In response, Presidential Spokesperson Ernesto Abella, touting the country’s “accomplishments” at the recent United Nations Universal Periodic Review (UPR) in Geneva, said that “some parties” appear to “refuse to understand certain aspects of our human rights efforts.”

He added that while Manila welcomes the help of its allies in wiping out narcotics and criminality, the country rejects any “dictation” on how it runs its internal affairs.

“While it is true that 39 countries have expressed concern over drug-related killings, the fact remains that the United Nations Human Rights Council (UNHRC), the highest peer review body in the world on all matters of human rights, unanimously accepted and commended the Outcome Report on the Philippines’ UPR,” Abella said.

READ: Gascon: Rejection of rights recommendations not a victory

The Philippines recently claimed victory after the review of its human rights record at the HRC despite disappointments of several states over Manila's rejection of some key recommendations.

Manila accepted only 103 out of the 257 recommendations forwarded by member states during its third Universal Periodic Review in Geneva last May.

Many nations were disappointed that the Philippines decided to just "note"—a move interpreted by observers as rejection—recommendations related to alleged extrajudicial killings in the Duterte government's so-called war on drugs.

"We will always be happy to accept the help of our foreign friends. But we will never accept dictation on how we are managing our own internal domestic processes," Abella added.
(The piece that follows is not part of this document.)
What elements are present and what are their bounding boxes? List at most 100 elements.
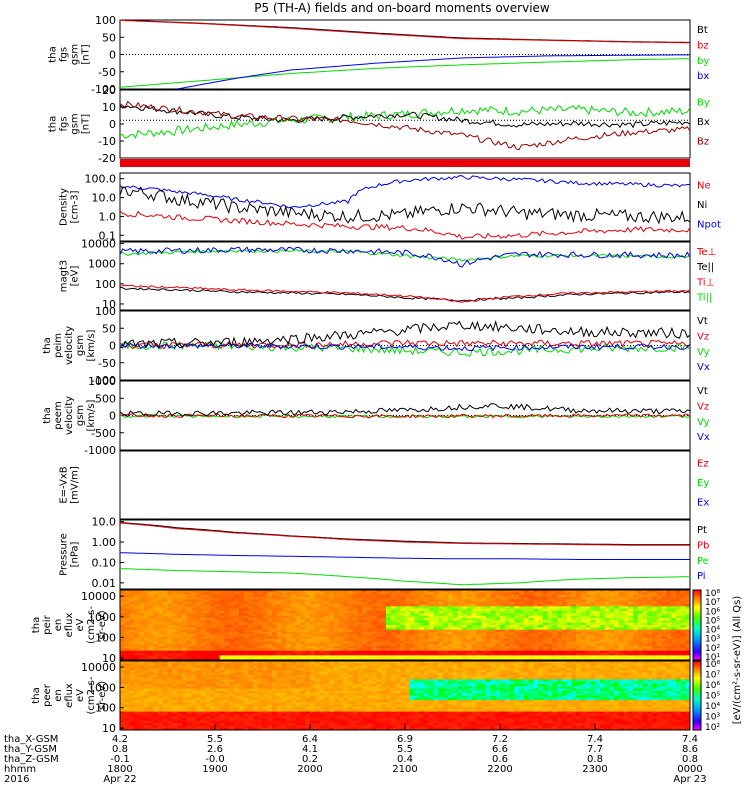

The Philippines, as a member of the international community, sometimes comments on other countries' affairs, most recently in calling for North Korea to end missile tests and to “cease its provocative and highly dangerous actions that threaten the peace, stability and security of the region.”

'No culture of impunity'

Nonetheless, Abella maintained that there is no culture of impunity in the Philippines, adding that the government has already launched an investigation on “all credible allegations of human rights violations.”

“The truth is: Our justice system does not tolerate any state-sponsored extrajudicial killings,” Duterte’s spokesman said.

Police officers implicated in the killing last November of a Leyte town mayor in detention for drugs and firearms charges have been reinstated into active service. The charges against them have also been downgraded to homicide from murder.

READ: CIDG's Marcos returns to duty in Region 12

The president has also assured police and military officers of his backing if they are charged for implementing the government's campaign against drugs. He has also lambasted human rights advocates and have accused them of siding with criminals and drug lords. 

In the same statement, the 39 countries also raised the issue of intimidation of human rights defenders and abuses and called on the government to create a safe and secure environment.

They also urged the Philippine government to welcome a visit of Agnes Callamard, the UN special rapporteur on extrajudicial, summary or arbitrary executions, without conditions or limitations.

The other signatories to the statement were Australia, Austria, Belgium, Bulgaria, Canada, Croatia, Cyprus, Czech Republic, Denmark, Estonia, Finland, Georgia, Greece, Ireland, Italy, Latvia, Liechtenstein, Lithuania, Luxembourg, Macedonia, Malta, Moldova, Montenegro, Norway, Poland, Portugal, Romania, Slovakia, Slovenia, Spain, Sweden, Switzerland, The Netherlands and Ukraine.

Some of the new signatories are the US, Canada, Australia, Ukraine and Georgia.